Et que dire de ce prétendu paradoxe dont la formulation ne se pare des plumes de la rhétorique que pour masquer son indigence ? Des phrases comme celle-là, je vous en ponds à la dizaine : «On ne profite du sport que quand on a formé son corps sans lui» ou encore «On ne profite de l’informatique que quand on n’a jamais utilisé un ordinateur ». Ah ! mince ! Celle-là a déjà été faite…

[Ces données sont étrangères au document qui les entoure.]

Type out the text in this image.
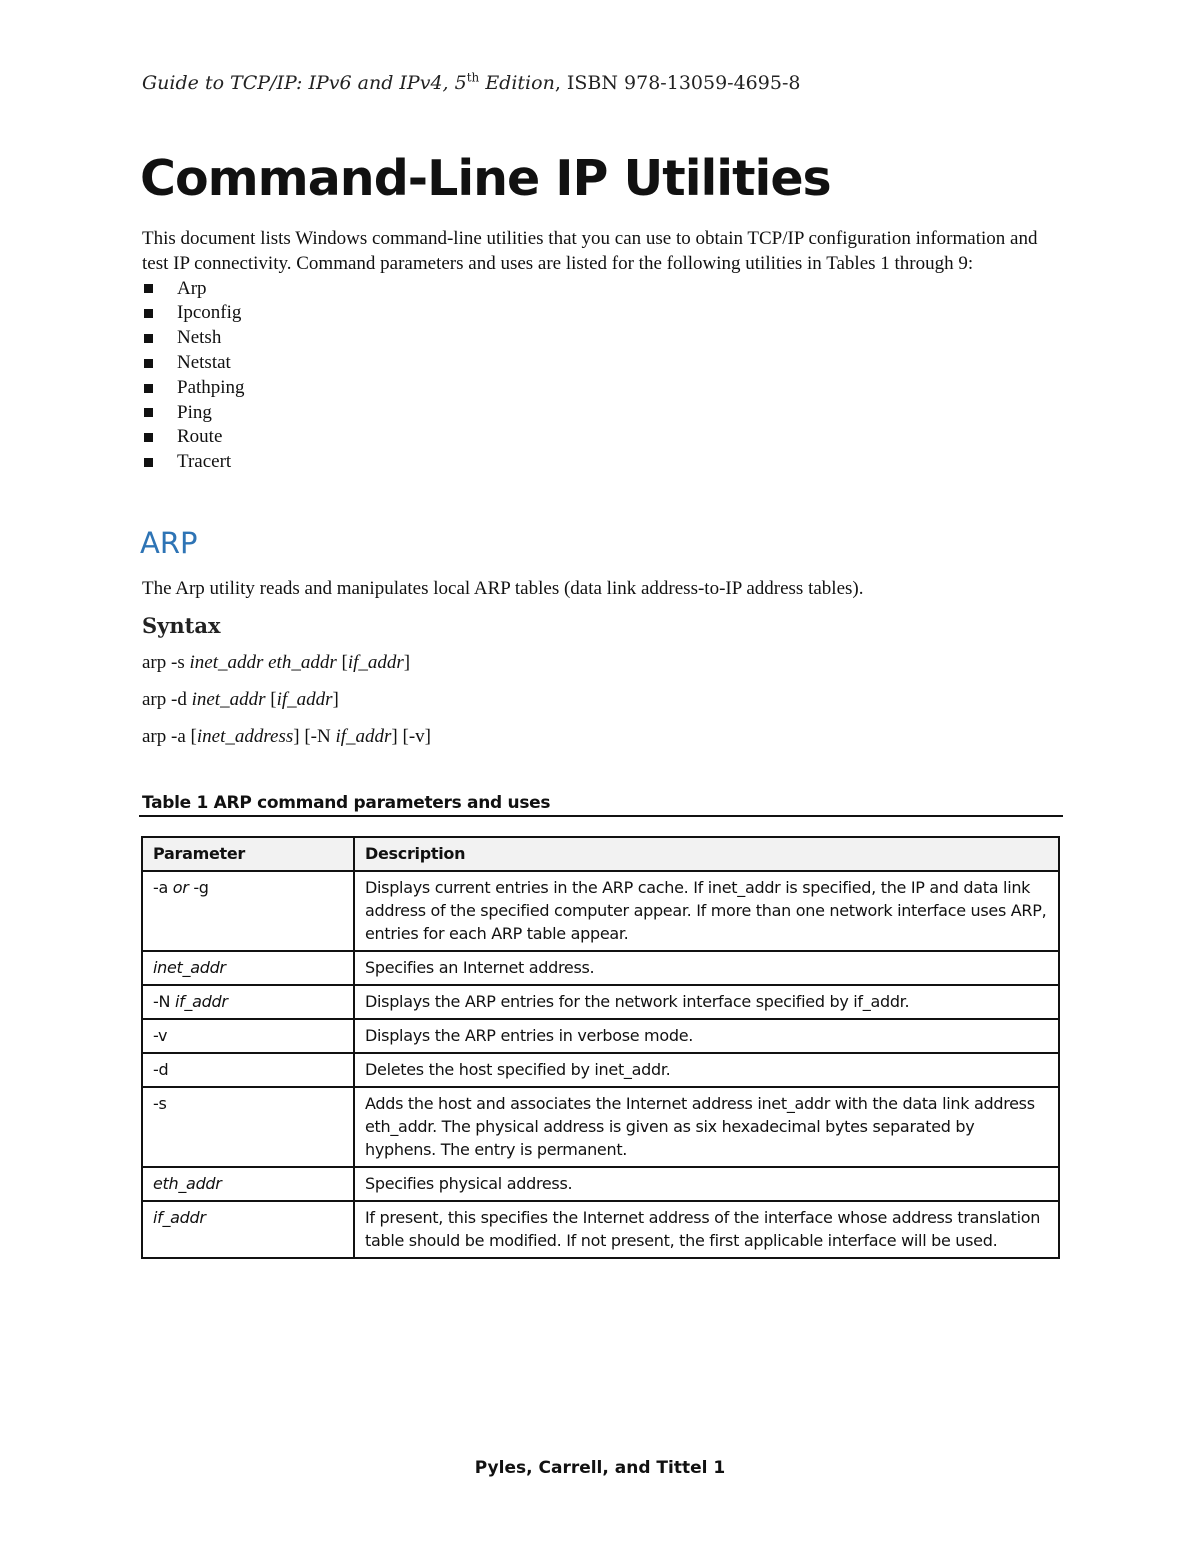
Guide to TCP/IP: IPv6 and IPv4, 5th Edition, ISBN 978-13059-4695-8
Command-Line IP Utilities

This document lists Windows command-line utilities that you can use to obtain TCP/IP configuration information and test IP connectivity. Command parameters and uses are listed for the following utilities in Tables 1 through 9:

Arp
Ipconfig
Netsh
Netstat
Pathping
Ping
Route
Tracert
ARP
The Arp utility reads and manipulates local ARP tables (data link address-to-IP address tables).
Syntax
arp -s inet_addr eth_addr [if_addr]
arp -d inet_addr [if_addr]
arp -a [inet_address] [-N if_addr] [-v]
Table 1 ARP command parameters and uses
Parameter	Description
-a or -g	Displays current entries in the ARP cache. If inet_addr is specified, the IP and data link address of the specified computer appear. If more than one network interface uses ARP, entries for each ARP table appear.
inet_addr	Specifies an Internet address.
-N if_addr	Displays the ARP entries for the network interface specified by if_addr.
-v	Displays the ARP entries in verbose mode.
-d	Deletes the host specified by inet_addr.
-s	Adds the host and associates the Internet address inet_addr with the data link address eth_addr. The physical address is given as six hexadecimal bytes separated by hyphens. The entry is permanent.
eth_addr	Specifies physical address.
if_addr	If present, this specifies the Internet address of the interface whose address translation table should be modified. If not present, the first applicable interface will be used.
Pyles, Carrell, and Tittel 1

Une manipulation un rien perverse

Et puis, tout de même, quelque talentueuse que soit la démonstration, elle n’est pas dépourvue d’une certaine perversité. Semer des erreurs sur un texte et un auteur dont les élèves ignorent tout ; attendre d’eux, dénués qu’ils sont, qu’ils se fourvoient dans le piège tendu pour ensuite jeter le blâme sur des procédés auxquels on s’attendait qu’ils s’adonnent et qu’on a même favorisés, si cela n’est pas de la manipulation, de la perversité… Les voix de la pédagogie étant inextricables, la chose était concevable si elle amenait à prendre en compte l’usage des sources sur internet, à poursuivre la démonstration par un travail sur le bon usage des sources sur internet ou ailleurs. Parce qu’il n’y a qu’un naïf pour prétendre que le plagiat éhonté est l’apanage de notre époque. Pour autant que je sache, les élèves ont toujours puisé où ils le pouvaient des réflexions toutes prêtes, leur épargnant ainsi le moindre effort de pensée. Ce n’est franchement pas une nouveauté. Je ne développe pas ce point ; on ne va pas ergoter pour savoir si aujourd’hui c’est plus facile ou si, avant, prendre le stylo pour recopier était d’un quelconque profit. Tout au plus fera-t-on remarquer que si l’on ne veut pas, lors d’un devoir, qu’un élève en classe prenne son iPhone pour butiner des réponses toutes faites, on peut aussi se donner la peine de le surveiller.

Pour conclure

Achevons. L’idée est de battre en brèche l’usage d’internet, de le pourrir annonce le titre. La conclusion est évidemment sans appel : «Leur servitude [celle des élèves] à l’égard d’internet va même à l’encontre de l’autonomie de pensée et de la culture personnelle que l’école est supposée leur donner.» Ainsi l’école serait l’opposée d’internet, l’école émancipe tandis qu’internet asservit. Je n’ai vu aucune démonstration permettant d’aboutir à ce constat. J’ai vu en revanche des lycéens paresseux, mais est-ce que cette paresse s’origine dans l’usage d’internet ? Très sincèrement ? La question ne m’intéresse même pas. Ce qui m’intéresse, c’est ce que ce prof clame haut et fort : «Je pourris internet». Et plus je lisais cet article, plus je me disais que je faisais exactement le contraire. Depuis cinq ans, je m’efforce de nourrir internet, d’y apporter tout ce qui permettrait à mes élèves d’apprendre, de comprendre, de se documenter, d’obtenir de l’aide, de s’entraîner, de réfléchir, etc. Ma démarche est exactement l’inverse de celle prônée par l’auteur de cet article. Je veux que mes élèves n’aient pas à s’inscrire ni à payer pour obtenir une information qui plus est erronée. Je veux que mes élèves sachent où chercher, raison pourquoi je mets tous les liens des sites qui me semblent fiables. Je veux que mes élèves puissent me contacter dès qu’ils achoppent sur une notion, qu’ils puissent retrouver tous mes cours, faire des exercices, etc. Tout cela s’appelle Ralentir travaux, et certainement pas Pourriture du web.